Depremin yaralarını sarmak için kurulan Afet Yeniden İmar Fonu’na kaynak aktarımı yapılmaması, kamuoyunda tepkilere neden oluyor.
Kahramanmaraş merkezli depremlerle sarsılan 11 ilin yaralarını sarmak amacıyla kurulan Afet Yeniden İmar Fonu, uzun süredir tartışmaların odağında. 15 Mart 2023’te TBMM’de kabul edilen Fon’un uygulama yönetmeliği, ancak on ay sonra 2 Şubat 2024’te Resmi Gazete’de yayımlandı. Yönetmeliğin gecikmeli olarak yürürlüğe girmesi ve bugüne dek fona herhangi bir kaynağın aktarılmamış olması, iktidarın fonu propaganda amacıyla kurduğu eleştirilerini artırdı.

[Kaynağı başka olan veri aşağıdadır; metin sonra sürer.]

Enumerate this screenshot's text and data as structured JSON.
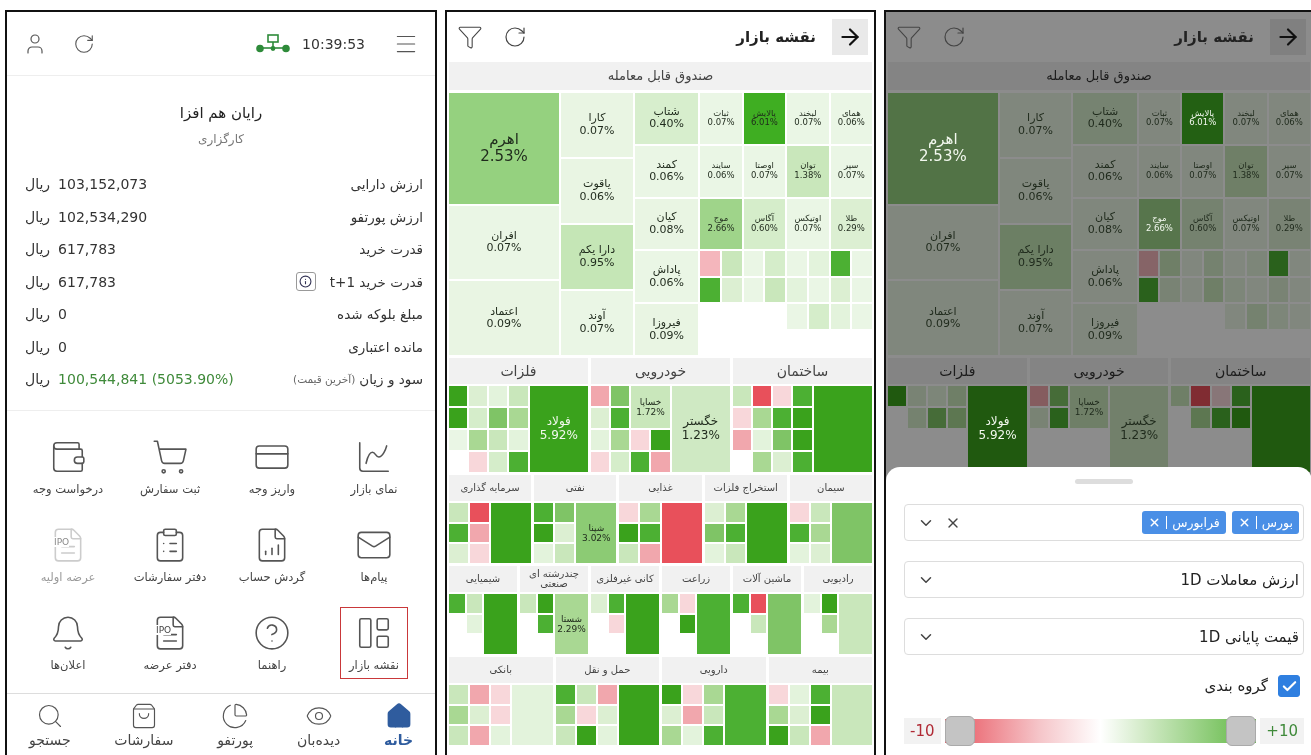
{
  "home": {
    "clock": "10:39:53",
    "broker": {
      "name": "رایان هم افزا",
      "type": "کارگزاری"
    },
    "rows": [
      {
        "label": "ارزش دارایی",
        "value": "103,152,073",
        "unit": "ریال"
      },
      {
        "label": "ارزش پورتفو",
        "value": "102,534,290",
        "unit": "ریال"
      },
      {
        "label": "قدرت خرید",
        "value": "617,783",
        "unit": "ریال"
      },
      {
        "label": "قدرت خرید t+1",
        "info": true,
        "value": "617,783",
        "unit": "ریال"
      },
      {
        "label": "مبلغ بلوکه شده",
        "value": "0",
        "unit": "ریال"
      },
      {
        "label": "مانده اعتباری",
        "value": "0",
        "unit": "ریال"
      },
      {
        "label": "سود و زیان",
        "note": "(آخرین قیمت)",
        "value": "100,544,841 (5053.90%)",
        "unit": "ریال",
        "positive": true
      }
    ],
    "shortcuts": [
      {
        "label": "نمای بازار",
        "disabled": false,
        "highlighted": false
      },
      {
        "label": "واریز وجه",
        "disabled": false,
        "highlighted": false
      },
      {
        "label": "ثبت سفارش",
        "disabled": false,
        "highlighted": false
      },
      {
        "label": "درخواست وجه",
        "disabled": false,
        "highlighted": false
      },
      {
        "label": "پیام‌ها",
        "disabled": false,
        "highlighted": false
      },
      {
        "label": "گردش حساب",
        "disabled": false,
        "highlighted": false
      },
      {
        "label": "دفتر سفارشات",
        "disabled": false,
        "highlighted": false
      },
      {
        "label": "عرضه اولیه",
        "icon_text": "IPO",
        "disabled": true,
        "highlighted": false
      },
      {
        "label": "نقشه بازار",
        "disabled": false,
        "highlighted": true
      },
      {
        "label": "راهنما",
        "disabled": false,
        "highlighted": false
      },
      {
        "label": "دفتر عرضه",
        "icon_text": "IPO",
        "disabled": false,
        "highlighted": false
      },
      {
        "label": "اعلان‌ها",
        "disabled": false,
        "highlighted": false
      }
    ],
    "nav": [
      {
        "label": "خانه",
        "selected": true
      },
      {
        "label": "دیده‌بان",
        "selected": false
      },
      {
        "label": "پورتفو",
        "selected": false
      },
      {
        "label": "سفارشات",
        "selected": false
      },
      {
        "label": "جستجو",
        "selected": false
      }
    ]
  },
  "market_map": {
    "title": "نقشه بازار",
    "fund": {
      "title": "صندوق قابل معامله",
      "cluster": [
        {
          "label": "همای",
          "value": "0.06%",
          "color": "#eaf6e5"
        },
        {
          "label": "لبخند",
          "value": "0.07%",
          "color": "#eaf6e5"
        },
        {
          "label": "پالایش",
          "value": "6.01%",
          "color": "#3fae22"
        },
        {
          "label": "ثبات",
          "value": "0.07%",
          "color": "#eaf6e5"
        },
        {
          "label": "سپر",
          "value": "0.07%",
          "color": "#eaf6e5"
        },
        {
          "label": "توان",
          "value": "1.38%",
          "color": "#c9e7bb"
        },
        {
          "label": "اوصتا",
          "value": "0.07%",
          "color": "#eaf6e5"
        },
        {
          "label": "سایند",
          "value": "0.06%",
          "color": "#eaf6e5"
        },
        {
          "label": "طلا",
          "value": "0.29%",
          "color": "#dcefd2"
        },
        {
          "label": "اوتیکس",
          "value": "0.07%",
          "color": "#eaf6e5"
        },
        {
          "label": "آگاس",
          "value": "0.60%",
          "color": "#d5edca"
        },
        {
          "label": "موج",
          "value": "2.66%",
          "color": "#9fd48a"
        },
        {
          "color": "#eaf6e5"
        },
        {
          "color": "#4cb033"
        },
        {
          "color": "#e3f3dc"
        },
        {
          "color": "#eaf6e5"
        },
        {
          "color": "#d5edca"
        },
        {
          "color": "#eaf6e5"
        },
        {
          "color": "#c9e7bb"
        },
        {
          "color": "#f4b6bc"
        },
        {
          "color": "#eaf6e5"
        },
        {
          "color": "#dcefd2"
        },
        {
          "color": "#eaf6e5"
        },
        {
          "color": "#e3f3dc"
        },
        {
          "color": "#c9e7bb"
        },
        {
          "color": "#eaf6e5"
        },
        {
          "color": "#dcefd2"
        },
        {
          "color": "#4cb033"
        },
        {
          "color": "#eaf6e5"
        },
        {
          "color": "#e3f3dc"
        },
        {
          "color": "#d5edca"
        },
        {
          "color": "#eaf6e5"
        }
      ],
      "columns": [
        [
          {
            "label": "شتاب",
            "value": "0.40%",
            "color": "#d7eecd"
          },
          {
            "label": "کمند",
            "value": "0.06%",
            "color": "#eaf6e5"
          },
          {
            "label": "کیان",
            "value": "0.08%",
            "color": "#e9f5e3"
          },
          {
            "label": "پاداش",
            "value": "0.06%",
            "color": "#eaf6e5"
          },
          {
            "label": "فیروزا",
            "value": "0.09%",
            "color": "#e9f5e3"
          }
        ],
        [
          {
            "label": "کارا",
            "value": "0.07%",
            "color": "#e9f5e3"
          },
          {
            "label": "یاقوت",
            "value": "0.06%",
            "color": "#e9f5e3"
          },
          {
            "label": "دارا یکم",
            "value": "0.95%",
            "color": "#c5e6b6"
          },
          {
            "label": "آوند",
            "value": "0.07%",
            "color": "#eaf6e5"
          }
        ],
        [
          {
            "label": "اهرم",
            "value": "2.53%",
            "color": "#95d17f"
          },
          {
            "label": "افران",
            "value": "0.07%",
            "color": "#eaf6e5"
          },
          {
            "label": "اعتماد",
            "value": "0.09%",
            "color": "#e9f5e3"
          }
        ]
      ]
    },
    "sector_rows": [
      [
        {
          "title": "ساختمان",
          "tiles": [
            {
              "color": "#3aa21c"
            },
            {
              "color": "#4cb033"
            },
            {
              "color": "#f8d7da"
            },
            {
              "color": "#e8505b"
            },
            {
              "color": "#c9e7bb"
            },
            {
              "color": "#3aa21c"
            },
            {
              "color": "#4cb033"
            },
            {
              "color": "#a9d893"
            },
            {
              "color": "#f8d7da"
            },
            {
              "color": "#3aa21c"
            },
            {
              "color": "#7fc466"
            },
            {
              "color": "#e3f3dc"
            },
            {
              "color": "#f1a7ad"
            },
            {
              "color": "#4cb033"
            },
            {
              "color": "#dcefd2"
            },
            {
              "color": "#a9d893"
            }
          ]
        },
        {
          "title": "خودرویی",
          "tiles": [
            {
              "label": "خگستر",
              "value": "1.23%",
              "color": "#cfe9c3"
            },
            {
              "label": "خساپا",
              "value": "1.72%",
              "color": "#c9e7bb"
            },
            {
              "color": "#7fc466"
            },
            {
              "color": "#f1a7ad"
            },
            {
              "color": "#4cb033"
            },
            {
              "color": "#dcefd2"
            },
            {
              "color": "#3aa21c"
            },
            {
              "color": "#f8d7da"
            },
            {
              "color": "#a9d893"
            },
            {
              "color": "#e3f3dc"
            },
            {
              "color": "#f1a7ad"
            },
            {
              "color": "#4cb033"
            },
            {
              "color": "#d5edca"
            },
            {
              "color": "#f8d7da"
            }
          ]
        },
        {
          "title": "فلزات",
          "tiles": [
            {
              "label": "فولاد",
              "value": "5.92%",
              "color": "#3aa21c"
            },
            {
              "color": "#c9e7bb"
            },
            {
              "color": "#e3f3dc"
            },
            {
              "color": "#dcefd2"
            },
            {
              "color": "#3aa21c"
            },
            {
              "color": "#a9d893"
            },
            {
              "color": "#7fc466"
            },
            {
              "color": "#d5edca"
            },
            {
              "color": "#3aa21c"
            },
            {
              "color": "#e3f3dc"
            },
            {
              "color": "#c9e7bb"
            },
            {
              "color": "#a9d893"
            },
            {
              "color": "#eaf6e5"
            },
            {
              "color": "#4cb033"
            },
            {
              "color": "#d5edca"
            },
            {
              "color": "#f8d7da"
            }
          ]
        }
      ],
      [
        {
          "title": "سیمان",
          "tiles": [
            {
              "color": "#7fc466"
            },
            {
              "color": "#c9e7bb"
            },
            {
              "color": "#f8d7da"
            },
            {
              "color": "#a9d893"
            },
            {
              "color": "#4cb033"
            },
            {
              "color": "#dcefd2"
            },
            {
              "color": "#e3f3dc"
            }
          ]
        },
        {
          "title": "استخراج فلزات",
          "tiles": [
            {
              "color": "#3aa21c"
            },
            {
              "color": "#a9d893"
            },
            {
              "color": "#dcefd2"
            },
            {
              "color": "#4cb033"
            },
            {
              "color": "#7fc466"
            },
            {
              "color": "#c9e7bb"
            },
            {
              "color": "#e3f3dc"
            }
          ]
        },
        {
          "title": "غذایی",
          "tiles": [
            {
              "color": "#e8505b"
            },
            {
              "color": "#a9d893"
            },
            {
              "color": "#f8d7da"
            },
            {
              "color": "#4cb033"
            },
            {
              "color": "#3aa21c"
            },
            {
              "color": "#f1a7ad"
            },
            {
              "color": "#c9e7bb"
            }
          ]
        },
        {
          "title": "نفتی",
          "tiles": [
            {
              "label": "شپنا",
              "value": "3.02%",
              "color": "#8ccb74"
            },
            {
              "color": "#7fc466"
            },
            {
              "color": "#4cb033"
            },
            {
              "color": "#dcefd2"
            },
            {
              "color": "#3aa21c"
            },
            {
              "color": "#c9e7bb"
            },
            {
              "color": "#e3f3dc"
            }
          ]
        },
        {
          "title": "سرمایه گذاری",
          "tiles": [
            {
              "color": "#3aa21c"
            },
            {
              "color": "#e8505b"
            },
            {
              "color": "#c9e7bb"
            },
            {
              "color": "#f1a7ad"
            },
            {
              "color": "#4cb033"
            },
            {
              "color": "#f8d7da"
            },
            {
              "color": "#dcefd2"
            }
          ]
        }
      ],
      [
        {
          "title": "رادیویی",
          "tiles": [
            {
              "color": "#c9e7bb"
            },
            {
              "color": "#3aa21c"
            },
            {
              "color": "#e3f3dc"
            },
            {
              "color": "#a9d893"
            }
          ]
        },
        {
          "title": "ماشین آلات",
          "tiles": [
            {
              "color": "#7fc466"
            },
            {
              "color": "#e8505b"
            },
            {
              "color": "#4cb033"
            },
            {
              "color": "#c9e7bb"
            }
          ]
        },
        {
          "title": "زراعت",
          "tiles": [
            {
              "color": "#4cb033"
            },
            {
              "color": "#f8d7da"
            },
            {
              "color": "#a9d893"
            },
            {
              "color": "#3aa21c"
            }
          ]
        },
        {
          "title": "کانی غیرفلزی",
          "tiles": [
            {
              "color": "#3aa21c"
            },
            {
              "color": "#4cb033"
            },
            {
              "color": "#dcefd2"
            },
            {
              "color": "#f8d7da"
            }
          ]
        },
        {
          "title": "چندرشته ای صنعتی",
          "tiles": [
            {
              "label": "شستا",
              "value": "2.29%",
              "color": "#a9d893"
            },
            {
              "color": "#3aa21c"
            },
            {
              "color": "#c9e7bb"
            },
            {
              "color": "#4cb033"
            }
          ]
        },
        {
          "title": "شیمیایی",
          "tiles": [
            {
              "color": "#3aa21c"
            },
            {
              "color": "#c9e7bb"
            },
            {
              "color": "#4cb033"
            },
            {
              "color": "#e3f3dc"
            }
          ]
        }
      ],
      [
        {
          "title": "بیمه",
          "tiles": [
            {
              "color": "#c9e7bb"
            },
            {
              "color": "#4cb033"
            },
            {
              "color": "#e3f3dc"
            },
            {
              "color": "#f8d7da"
            },
            {
              "color": "#3aa21c"
            },
            {
              "color": "#dcefd2"
            },
            {
              "color": "#a9d893"
            },
            {
              "color": "#f1a7ad"
            },
            {
              "color": "#c9e7bb"
            },
            {
              "color": "#3aa21c"
            }
          ]
        },
        {
          "title": "دارویی",
          "tiles": [
            {
              "color": "#4cb033"
            },
            {
              "color": "#a9d893"
            },
            {
              "color": "#f8d7da"
            },
            {
              "color": "#3aa21c"
            },
            {
              "color": "#c9e7bb"
            },
            {
              "color": "#f1a7ad"
            },
            {
              "color": "#dcefd2"
            },
            {
              "color": "#4cb033"
            },
            {
              "color": "#e3f3dc"
            },
            {
              "color": "#a9d893"
            }
          ]
        },
        {
          "title": "حمل و نقل",
          "tiles": [
            {
              "color": "#3aa21c"
            },
            {
              "color": "#f1a7ad"
            },
            {
              "color": "#c9e7bb"
            },
            {
              "color": "#4cb033"
            },
            {
              "color": "#dcefd2"
            },
            {
              "color": "#f8d7da"
            },
            {
              "color": "#a9d893"
            },
            {
              "color": "#e3f3dc"
            },
            {
              "color": "#3aa21c"
            },
            {
              "color": "#c9e7bb"
            }
          ]
        },
        {
          "title": "بانکی",
          "tiles": [
            {
              "color": "#e3f3dc"
            },
            {
              "color": "#f8d7da"
            },
            {
              "color": "#f1a7ad"
            },
            {
              "color": "#c9e7bb"
            },
            {
              "color": "#f8d7da"
            },
            {
              "color": "#dcefd2"
            },
            {
              "color": "#a9d893"
            },
            {
              "color": "#e3f3dc"
            },
            {
              "color": "#f1a7ad"
            },
            {
              "color": "#c9e7bb"
            }
          ]
        }
      ]
    ]
  },
  "market_map_filter": {
    "title": "نقشه بازار",
    "fund": {
      "title": "صندوق قابل معامله",
      "cluster": [
        {
          "label": "همای",
          "value": "0.06%",
          "color": "#81877e"
        },
        {
          "label": "لبخند",
          "value": "0.07%",
          "color": "#81877e"
        },
        {
          "label": "پالایش",
          "value": "6.01%",
          "color": "#236013"
        },
        {
          "label": "ثبات",
          "value": "0.07%",
          "color": "#81877e"
        },
        {
          "label": "سپر",
          "value": "0.07%",
          "color": "#81877e"
        },
        {
          "label": "توان",
          "value": "1.38%",
          "color": "#6f7f67"
        },
        {
          "label": "اوصتا",
          "value": "0.07%",
          "color": "#81877e"
        },
        {
          "label": "سایند",
          "value": "0.06%",
          "color": "#81877e"
        },
        {
          "label": "طلا",
          "value": "0.29%",
          "color": "#798374"
        },
        {
          "label": "اوتیکس",
          "value": "0.07%",
          "color": "#81877e"
        },
        {
          "label": "آگاس",
          "value": "0.60%",
          "color": "#75826f"
        },
        {
          "label": "موج",
          "value": "2.66%",
          "color": "#57754c"
        },
        {
          "color": "#81877e"
        },
        {
          "color": "#2a611c"
        },
        {
          "color": "#7d8679"
        },
        {
          "color": "#81877e"
        },
        {
          "color": "#75826f"
        },
        {
          "color": "#81877e"
        },
        {
          "color": "#6f7f67"
        },
        {
          "color": "#866467"
        },
        {
          "color": "#81877e"
        },
        {
          "color": "#798374"
        },
        {
          "color": "#81877e"
        },
        {
          "color": "#7d8679"
        },
        {
          "color": "#6f7f67"
        },
        {
          "color": "#81877e"
        },
        {
          "color": "#798374"
        },
        {
          "color": "#2a611c"
        },
        {
          "color": "#81877e"
        },
        {
          "color": "#7d8679"
        },
        {
          "color": "#75826f"
        },
        {
          "color": "#81877e"
        }
      ],
      "columns": [
        [
          {
            "label": "شتاب",
            "value": "0.40%",
            "color": "#768371"
          },
          {
            "label": "کمند",
            "value": "0.06%",
            "color": "#81877e"
          },
          {
            "label": "کیان",
            "value": "0.08%",
            "color": "#80877d"
          },
          {
            "label": "پاداش",
            "value": "0.06%",
            "color": "#81877e"
          },
          {
            "label": "فیروزا",
            "value": "0.09%",
            "color": "#80877d"
          }
        ],
        [
          {
            "label": "کارا",
            "value": "0.07%",
            "color": "#80877d"
          },
          {
            "label": "یاقوت",
            "value": "0.06%",
            "color": "#80877d"
          },
          {
            "label": "دارا یکم",
            "value": "0.95%",
            "color": "#6c7f64"
          },
          {
            "label": "آوند",
            "value": "0.07%",
            "color": "#81877e"
          }
        ],
        [
          {
            "label": "اهرم",
            "value": "2.53%",
            "color": "#527346"
          },
          {
            "label": "افران",
            "value": "0.07%",
            "color": "#81877e"
          },
          {
            "label": "اعتماد",
            "value": "0.09%",
            "color": "#80877d"
          }
        ]
      ]
    },
    "sector_rows": [
      [
        {
          "title": "ساختمان",
          "tiles": [
            {
              "color": "#20590f"
            },
            {
              "color": "#2a611c"
            },
            {
              "color": "#887678"
            },
            {
              "color": "#802c32"
            },
            {
              "color": "#6f7f67"
            },
            {
              "color": "#20590f"
            },
            {
              "color": "#2a611c"
            },
            {
              "color": "#5d7751"
            }
          ]
        },
        {
          "title": "خودرویی",
          "tiles": [
            {
              "label": "خگستر",
              "value": "1.23%",
              "color": "#72806b"
            },
            {
              "label": "خساپا",
              "value": "1.72%",
              "color": "#6f7f67"
            },
            {
              "color": "#466c38"
            },
            {
              "color": "#855c5f"
            },
            {
              "color": "#2a611c"
            },
            {
              "color": "#798374"
            }
          ]
        },
        {
          "title": "فلزات",
          "tiles": [
            {
              "label": "فولاد",
              "value": "5.92%",
              "color": "#20590f"
            },
            {
              "color": "#6f7f67"
            },
            {
              "color": "#7d8679"
            },
            {
              "color": "#798374"
            },
            {
              "color": "#20590f"
            },
            {
              "color": "#5d7751"
            },
            {
              "color": "#466c38"
            },
            {
              "color": "#75826f"
            }
          ]
        }
      ]
    ],
    "sheet": {
      "markets": [
        {
          "label": "بورس"
        },
        {
          "label": "فرابورس"
        }
      ],
      "size_by": "ارزش معاملات 1D",
      "color_by": "قیمت پایانی 1D",
      "grouping": {
        "label": "گروه بندی",
        "checked": true
      },
      "range": {
        "min": "-10",
        "max": "+10",
        "thumbs": [
          {
            "level": 0
          },
          {
            "level": 1
          }
        ]
      }
    }
  }
}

Yeniden imar projeleri için finansal belirsizlik sürüyor
Afet Yeniden İmar Fonu’nun ana amacı, afet bölgelerindeki yeniden imar ve inşa projelerini düzenli ve kurumların koordinasyonuyla finanse etmek olarak belirlenmişti. Özellikle Kahramanmaraş depremlerinin etkili olduğu alanlarda acil yeniden yapılanma ihtiyacının karşılanması hedeflenirken, fona bugüne kadar herhangi bir kaynak aktarımı yapılmamış olması tepki topluyor. Fonun kaynakları, yurt içi ve yurt dışı bağışlar, hibeler, krediler, bütçeye konulan ödenekler ve sermaye piyasalarından sağlanacak finansman ile çeşitlendirilecekti; ancak şu ana dek bu kaynakların hiçbiri fonun kullanımına sunulmuş değil.

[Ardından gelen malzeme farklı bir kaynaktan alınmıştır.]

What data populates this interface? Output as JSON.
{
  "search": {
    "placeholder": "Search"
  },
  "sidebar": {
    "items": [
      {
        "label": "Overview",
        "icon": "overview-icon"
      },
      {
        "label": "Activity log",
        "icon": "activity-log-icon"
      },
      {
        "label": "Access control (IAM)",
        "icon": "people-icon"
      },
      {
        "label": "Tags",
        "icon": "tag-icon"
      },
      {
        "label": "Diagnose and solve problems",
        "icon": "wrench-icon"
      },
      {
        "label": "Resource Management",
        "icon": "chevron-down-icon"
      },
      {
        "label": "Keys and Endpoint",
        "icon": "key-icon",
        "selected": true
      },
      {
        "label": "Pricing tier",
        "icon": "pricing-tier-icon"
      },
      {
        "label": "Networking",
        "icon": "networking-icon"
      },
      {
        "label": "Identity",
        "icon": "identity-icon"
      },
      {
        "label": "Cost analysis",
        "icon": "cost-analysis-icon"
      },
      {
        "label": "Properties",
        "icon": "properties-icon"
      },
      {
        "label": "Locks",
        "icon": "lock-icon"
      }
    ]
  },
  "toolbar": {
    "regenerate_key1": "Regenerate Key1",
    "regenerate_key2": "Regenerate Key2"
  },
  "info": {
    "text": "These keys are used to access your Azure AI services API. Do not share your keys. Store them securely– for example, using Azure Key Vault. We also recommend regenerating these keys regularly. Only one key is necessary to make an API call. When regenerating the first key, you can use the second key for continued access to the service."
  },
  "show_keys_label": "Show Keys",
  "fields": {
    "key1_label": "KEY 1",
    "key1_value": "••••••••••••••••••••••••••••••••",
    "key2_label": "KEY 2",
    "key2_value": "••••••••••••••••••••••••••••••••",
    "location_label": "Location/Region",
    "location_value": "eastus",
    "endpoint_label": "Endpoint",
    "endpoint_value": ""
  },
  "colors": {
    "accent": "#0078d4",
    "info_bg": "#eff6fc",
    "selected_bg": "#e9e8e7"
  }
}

Maliye bakanlığı: Fonda kaynak yok
Hazine ve Maliye Bakanlığı’ndan edinilen bilgilere göre, 31 Ekim 2024 itibarıyla Afet Yeniden İmar Fonu’na herhangi bir kaynak aktarımı yapılmadı. 7441 sayılı Kanunun 6’ncı maddesine göre, fon kaynakları ve aktarımlara ilişkin mali verilerin her üç ayda bir kamuoyuyla paylaşılması gerekiyor. Ancak fonun kurulmasından bu yana geçen süre içinde herhangi bir mali veri kamuoyuna sunulmadı.

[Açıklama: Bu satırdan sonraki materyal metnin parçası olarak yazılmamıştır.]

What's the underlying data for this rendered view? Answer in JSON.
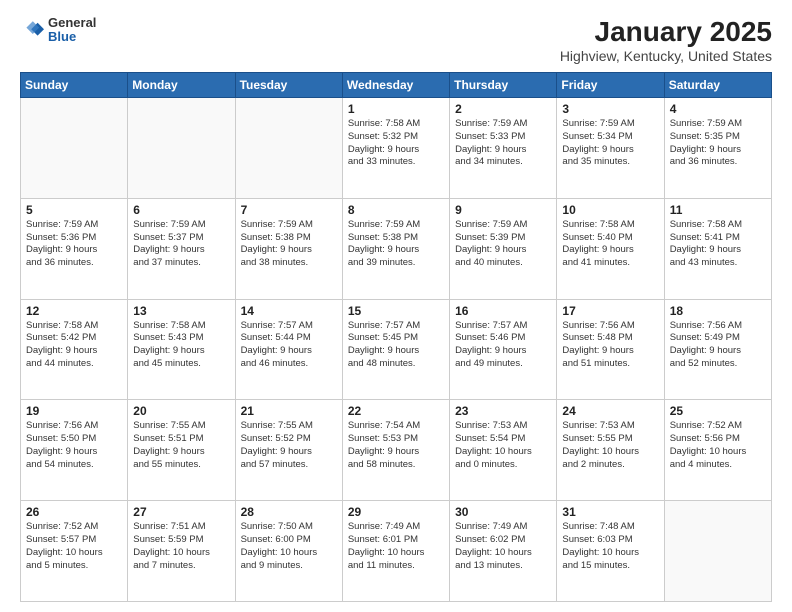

Afet Yeniden İmar Fonu’nun denetim sorumluluğu Sayıştay’a verilmiş olsa da Yönetim Kurulu’nun talebi doğrultusunda Hazine ve Maliye Bakanlığı Hazine Kontrolörleri Kurulu veya bağımsız denetim kuruluşları tarafından da denetim yapılabiliyor. Ancak şu ana kadar herhangi bir bağımsız denetim kuruluşu ile anlaşma sağlanmadığı ifade ediliyor.
Yaraların sarılması amacıyla oluşturulan bu fona ilişkin süreçte yaşanan belirsizlik ve gecikmeler, kamuoyunda güven kaybına yol açarken, fonun hayata geçirilme amacına uygun şekilde etkinleştirilmesi için çağrılar artmaya devam ediyor.